I think 'enough' for the Strabo quote to be interpreted in that particular sense would be that the area in question in some way could be seen as one area, eg. an area defined by a certain activity, like the Veld in South Africa, or the Frontier in 19th cent. USA, ie with barely enough infrastructure of the lingua-franca kind to help you survive and function as you should there. It is true that the big surge in slaving must have taken place in the period 73-65 BCE, but there was activity of the same kind before, hoards have been found from them too.

> Can one prove that this particular "pidgin" is what developed into
> the Romanian language?

Only by the exclusion method: if there had been more that one Roman pidgin, later creole, we would have known about it. There is only one Romanian language family, split into a northern (Istro-Romanian, Dako-Romanian) and a southern (Megleno-Romanian/Aromanian) group, like there are a northern (Geg) and southern (Tosk) group in the Albanian language. It is tempting to assign the northern groups to Dacian and the southern groups to Thracian. If so, there are only two Dacian-substrated Romanian languages: Istro-Romanian and (the standard) Dako-Romanian. We could have a scenario going like: A Latin pidgin comes into use in Slovenia in the 2nd cent. BCE, cf the finds of Victioriati mentioned here
esp fig. 5
'Victoriati, which were minted between 211 and 170 bC (approximately), and removed from the monetary system in 141 bC, are the next important evidence of the contacts with the Roman world. Considering the territory of Slovenia, the individual finds of Victoriati appear almost exclusively in the Kras and Notranjska regions (fig. 5).
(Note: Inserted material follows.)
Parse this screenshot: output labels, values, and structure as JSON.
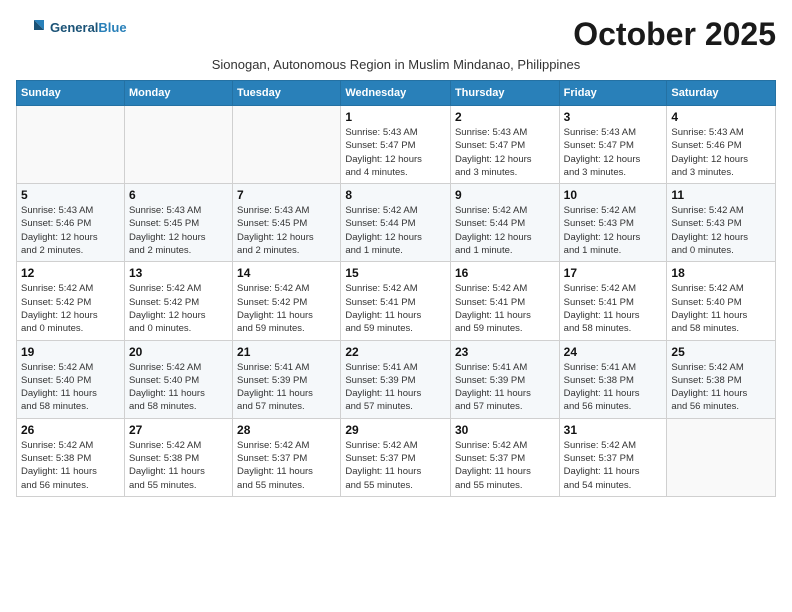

They represent the monetary circulation in the first half and in the middle of the 2nd century bC. Several hoards, containing victoriati or not, appear immediately after the middle of the 2nd century bC: Dutovlje, buried in 148 bC or later, Gradišče near Knežak and Baba near Slavina, both buried in 146 bC, in the Ljubljanica river near Blatna Brezovica, deposited in 147 bC or later, and Skrinjica in Kobarid.'

this pidgin develops into a creole which spreads with the campaigns against Macedonia, eg. by
and becomes the means of inter-trbal communication; by the time of Burebista it becomes for practical reasons the language of that state.

> Can one even demonstrate that certain words in the presently
> functioning Romanian language go back to this pidgin,

No, only, on general grounds, that they go back to *some* such pidgin.

> and how many such words (and here we're only talking lexicon!) would
> one need to have to say that the Romanian language already existed
> then?

Check the
article again. When would you say Tok Pisin began to exist? At the beginning in German New Guinea? When the first sentences in the language were written down? There is a large number of possible criteria.

> In other words, "critical mass" (as to everything: syntax,
> morphology, vocabulary, the works in fact) already in 110 BCE, or
> not?

Most probably as a creole (ie used by first-language speakers) in Slovenia, and used as a lingua franca (ie used by second language speakers) in the later area of Dako-Romanian, ie Southwest of the Borysthenes.

> Are there Romanian nationalists (not you (:=)) who claim this?*****

No, this particular one I just pulled out of my hat.
It is somewhat hazy to me what they claim. Alex and Piotr used to have long debates centered around that. I think one version is that Dacian was a very close relative of Latin. One argument of theirs that has stuck in my brain is that on the
scenes supposedly exist where Roman soldiers communicate with Dacian natives without an interpreter. Now if their respective languages were Popular Latin (appr. = Proto-Italian) and Proto-Romanian Latin creole, they might just barely have understood each other; to Roman border troops from the Slovenia/Noricum Danube frontier who were used to communicating with natives in that language communicating with native Dacians would have been much easier.